I do not believe that Britain is under-protected from terrorism at present. Even if a bomb were to go off, I would still take that view. I certainly feel more secure than I did during the random IRA and pro-Palestinian bombings and killings of the 1970s and 1980s. We survived that without a Civil Contingencies Act. Identity cards are an irrelevance. So is a national crime-busting force. So is tighter immigration control. Britain is not a paranoid Dotheboys Hall. It was painful to listen to the down-to-earth John Prescott — who would have ridiculed a Tory Home Secretary for such measures — having to burble his defence of them on the radio yesterday.
Nor does the supposed global threat from al-Qaeda have anything do with domestic concerns over law and order. True, Britain’s city centres are more violent and alarming than before. But the cause is the abuse of alcohol and drugs. It is what these substances do to young people that most Britons tell pollsters is the chief threat to their “homeland security”, not global terrorism.
The Government’s refusal to engage with this menace is the greatest corset constraining “security” policy. Alcohol and narcotics lie behind most violence and property crime, public nuisance and disorderly conduct. To the electorate they seem beyond all customary social control. And they are enhanced by the epidemic use of knives and firearms. The Government has no clue what to do about this, except to pass 43, now to be 50, Acts since 1997.
The bonds that kept young people under some parental and neighbourhood discipline — and do so in most European countries — have broken in Britain, snapped by Mr Blair's centralism. The tiers of responsibility once present in urban and rural communities alike have been replaced by a police officer, a high-speed car and a Whitehall performance target. Most people certainly want a curb on antisocial behaviour. They want policemen on the streets and villains before the courts. But they know that these are palliatives, not cures. So too are Mr Blunkett’s enhanced stop-and-search powers, his on-the-spot fines and extended drug tests.

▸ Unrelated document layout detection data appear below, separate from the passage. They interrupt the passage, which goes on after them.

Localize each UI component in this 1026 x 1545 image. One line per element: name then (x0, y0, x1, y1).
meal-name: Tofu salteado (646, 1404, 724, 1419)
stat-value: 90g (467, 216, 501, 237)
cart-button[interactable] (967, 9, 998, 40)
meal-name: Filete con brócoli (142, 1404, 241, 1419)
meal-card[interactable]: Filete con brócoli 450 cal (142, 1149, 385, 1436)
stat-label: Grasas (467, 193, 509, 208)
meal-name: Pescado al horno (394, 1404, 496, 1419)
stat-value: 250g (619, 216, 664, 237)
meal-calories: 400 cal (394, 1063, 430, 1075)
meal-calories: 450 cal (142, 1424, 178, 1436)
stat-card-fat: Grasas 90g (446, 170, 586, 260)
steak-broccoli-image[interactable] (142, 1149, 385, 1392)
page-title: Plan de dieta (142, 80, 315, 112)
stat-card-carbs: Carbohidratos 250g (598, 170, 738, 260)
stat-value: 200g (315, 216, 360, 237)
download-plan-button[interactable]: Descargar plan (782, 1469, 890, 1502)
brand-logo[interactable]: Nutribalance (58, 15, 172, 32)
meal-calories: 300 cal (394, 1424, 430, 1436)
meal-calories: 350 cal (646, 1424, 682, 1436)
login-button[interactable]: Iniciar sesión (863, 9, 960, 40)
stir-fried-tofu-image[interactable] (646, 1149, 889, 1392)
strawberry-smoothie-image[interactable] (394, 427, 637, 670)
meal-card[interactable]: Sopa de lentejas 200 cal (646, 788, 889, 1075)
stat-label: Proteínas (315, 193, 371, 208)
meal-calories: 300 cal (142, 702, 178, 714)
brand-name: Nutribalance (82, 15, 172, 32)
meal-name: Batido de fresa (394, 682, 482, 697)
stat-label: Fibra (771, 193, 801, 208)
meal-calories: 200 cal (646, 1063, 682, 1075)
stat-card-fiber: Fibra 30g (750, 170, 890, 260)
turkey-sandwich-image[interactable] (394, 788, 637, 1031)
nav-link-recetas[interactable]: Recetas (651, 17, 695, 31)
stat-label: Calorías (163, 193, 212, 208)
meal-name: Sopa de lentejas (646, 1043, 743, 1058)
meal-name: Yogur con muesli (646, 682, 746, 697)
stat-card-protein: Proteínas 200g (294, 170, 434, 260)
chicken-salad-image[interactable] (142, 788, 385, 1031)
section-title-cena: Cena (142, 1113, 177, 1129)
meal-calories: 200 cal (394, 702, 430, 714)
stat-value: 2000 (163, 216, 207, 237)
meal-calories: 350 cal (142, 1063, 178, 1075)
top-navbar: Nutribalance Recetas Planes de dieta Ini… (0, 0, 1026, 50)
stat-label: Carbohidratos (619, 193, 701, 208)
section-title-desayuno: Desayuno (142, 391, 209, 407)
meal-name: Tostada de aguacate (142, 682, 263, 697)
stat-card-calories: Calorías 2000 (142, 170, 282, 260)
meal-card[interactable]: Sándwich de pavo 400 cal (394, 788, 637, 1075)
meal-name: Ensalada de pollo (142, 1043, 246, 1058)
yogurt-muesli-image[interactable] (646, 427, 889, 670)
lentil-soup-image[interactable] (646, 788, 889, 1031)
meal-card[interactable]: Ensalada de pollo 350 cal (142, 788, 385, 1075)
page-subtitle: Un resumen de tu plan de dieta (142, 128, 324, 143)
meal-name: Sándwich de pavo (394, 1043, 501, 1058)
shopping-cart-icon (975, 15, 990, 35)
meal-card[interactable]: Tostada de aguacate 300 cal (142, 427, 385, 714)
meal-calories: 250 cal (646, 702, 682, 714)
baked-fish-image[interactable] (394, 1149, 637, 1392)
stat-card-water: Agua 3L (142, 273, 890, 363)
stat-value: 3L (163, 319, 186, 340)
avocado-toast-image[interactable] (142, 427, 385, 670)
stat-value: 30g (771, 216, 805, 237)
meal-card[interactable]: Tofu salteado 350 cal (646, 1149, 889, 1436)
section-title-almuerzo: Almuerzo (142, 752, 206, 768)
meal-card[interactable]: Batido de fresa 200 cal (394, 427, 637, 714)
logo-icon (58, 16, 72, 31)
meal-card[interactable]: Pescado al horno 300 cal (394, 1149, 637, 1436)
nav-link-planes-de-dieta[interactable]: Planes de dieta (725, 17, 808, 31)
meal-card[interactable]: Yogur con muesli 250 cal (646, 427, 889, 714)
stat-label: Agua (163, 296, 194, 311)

It is now axiomatic that antisocial behaviour, minor or serious, begins and ends in Britain with drink and drugs. We need search no farther for Mr Blair’s famous “causes of crime”. Yet his Government is inert. It is mesmerised by the drinks lobby, which it means to indulge with longer drinking hours. It turns a blind eye to the unenforceable 1971 Misuse of Drugs Act, now hopelessly out of date. Britain boasts the worst reputation for public drunkenness in Europe and the worst record for drugs consumption. Its drugs trade is uncontrolled and its markets free of any regulation. All Mr Blunkett can offer is compulsory drug testing, which will do no more than cram ever more wretched young people into his already overcrowded prisons.
I sense that some ministers half realise this. They can see that stripping away local responsibility for public order and vesting it in the police and central government has not worked. John Reid, Nick Raynsford, David Miliband and even Mr Blunkett have variously held forth on the subject. They seem dimly aware that targets no longer motivate or deliver. One size does not fit all. Streets and neighbourhoods must somehow be re-empowered.
Someone called Tony Blair spoke along these lines back in the mid-90s, before the cup of power was lifted to his lips. But that was long ago. Today the adrenalin of dread is to be pumped into the electoral vein, yielding dark shadows and shudders down the spine. Once upon a time new Labour was going to rule by hope. Seven years on, it rules by fear.